Overseeing the project is the school’s yearbook adviser Elijah Morlett, who said the videos were, in part, inspired by Lawton Proud, a campaign that spreads news and information through online videos, highlighting activities happening in and around Lawton.

“I saw that and thought ‘Why couldn’t we do something like that?’” Morlett said. “Now the kids are really picking up on it.”

The project kicked off last school year, but has really come into its own this year. And though lots of students are trying their hand at video production, four eighth graders are leading the charge: Kierstyn Doyle, Dane Edwards, Garrett Herring and Bailey Lowder.

Edwards serves as the group’s producer and said he first developed an interest in video production when he attended a videography/photography summer camp at Great Plains Technology Center.

“It’s been cool to have a team that cares about (Mac Minute),” Edwards said. “We work well together.”

Morlett said Edwards has been the leader the project has needed. According to Edwards, this is his first leadership role, and he’s now involved in MMS Student Council.

“It’s fun to lead a group,” Edwards said. “I’m doing the best I can, but there’s always room for improvement.”

Herring is often behind the camera when the group shoots the videos at various locations around the school.

He has quite an eye for detail, calling attention to out-of-place items in the background and ensuring his subjects get their enunciation just right, even if it means 10 takes.

“A lot of people like to pay attention to the big things, but I notice little things and I like fixing them,” Herring said. “I think when you fix the little things, everything else is better.”

And his team appreciates the effort.

“It makes our job so much easier,” said Doyle, who often backs him up on the camera.

Doyle and Lowder said they have fun brainstorming ideas on how to keep their viewers engaged. From hilarious skits to informative props, they find interesting ways to keep everyone up to date on book fair schedules, holiday events and fundraisers.

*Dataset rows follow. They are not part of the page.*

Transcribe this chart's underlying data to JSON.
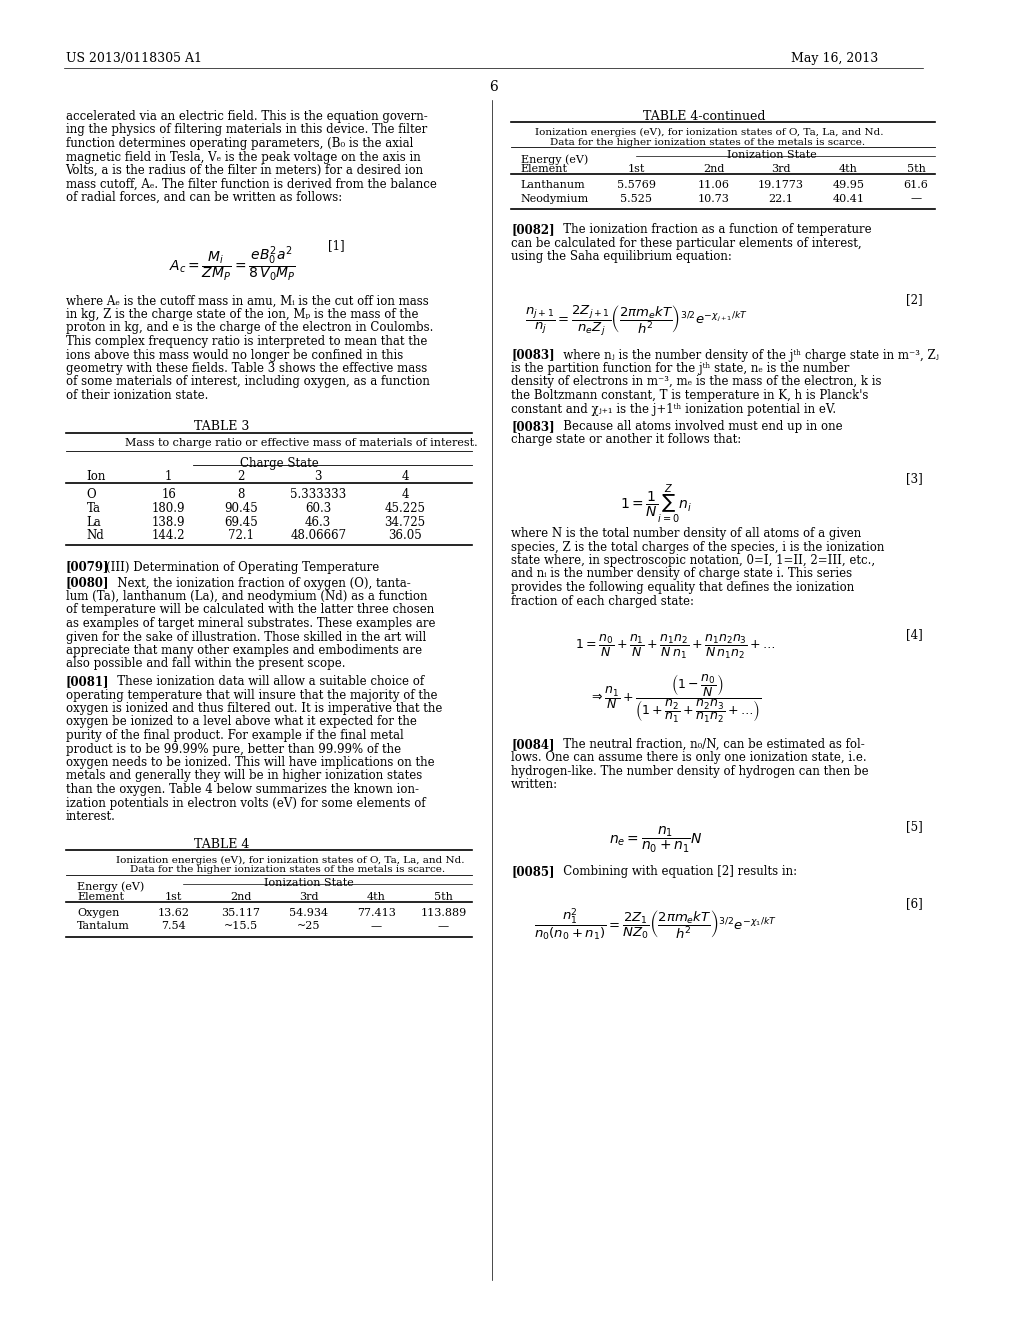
{
  "patent_number": "US 2013/0118305 A1",
  "date": "May 16, 2013",
  "page_number": "6",
  "background_color": "#ffffff",
  "text_color": "#000000",
  "font_size": 8.5
}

In the beginning, as the adviser, Morlett was feeding his students the info they needed to include. Now, they often bring ideas to him, things they hear around school or events they want to give exposure to.

“Every week we learn something new,” Doyle said. “And it’s fun to see that we’re helping our school do better and bigger things.”

And they know they’re getting views.

“My mom will tell me, ‘Hey, I saw the video, thanks for the info,’” Lowder said.

They also post their vides nearly every week on the MacArthur Middle School Facebook page and their YouTube channel, and the stats speak for themselves, with their videos averaging 1,500 views.

“Parents love seeing their students in the video,” Morlett said. “When they see them, they want to share them.”

One of their most-viewed videos celebrated the school’s undefeated volleyball team.

“It got tons of views,” Morlett said. “It took me by surprise; I knew we could reach more people by video, but I didn’t know how much more.”

Often, their most popular videos involve the crew shooting “on-scene,” at a rally or event.

“We can’t just say it’s important to participate,” Morlett said. “We have to show that we do it, too.”

The students might be having fun, but Morlett knows this kind of experience is invaluable as his students consider how to spend their high school years and even future college and professional careers.

This semester, Morlett took his students on a field trip to the Gaylord College of Journalism and Mass Communication at the University of Oklahoma in Norman.

“They were pretty excited about that,” Morlett said, adding toured the school’s television studio and learned about their print and web design projects.

With as much media content as today’s teens consume, Morlett said it’s important they peek behind the curtain once in a while.

“I want them to understand how and where and why it’s being created,” he said.

He’s also seen the students who invest in Mac Minute grow in confidence and maturity, especially when they take on leadership roles. And ultimately, that’s enough.

“I just want to keep them growing and learning,” Morlett said. “That’s all I could really hope for as a teacher.”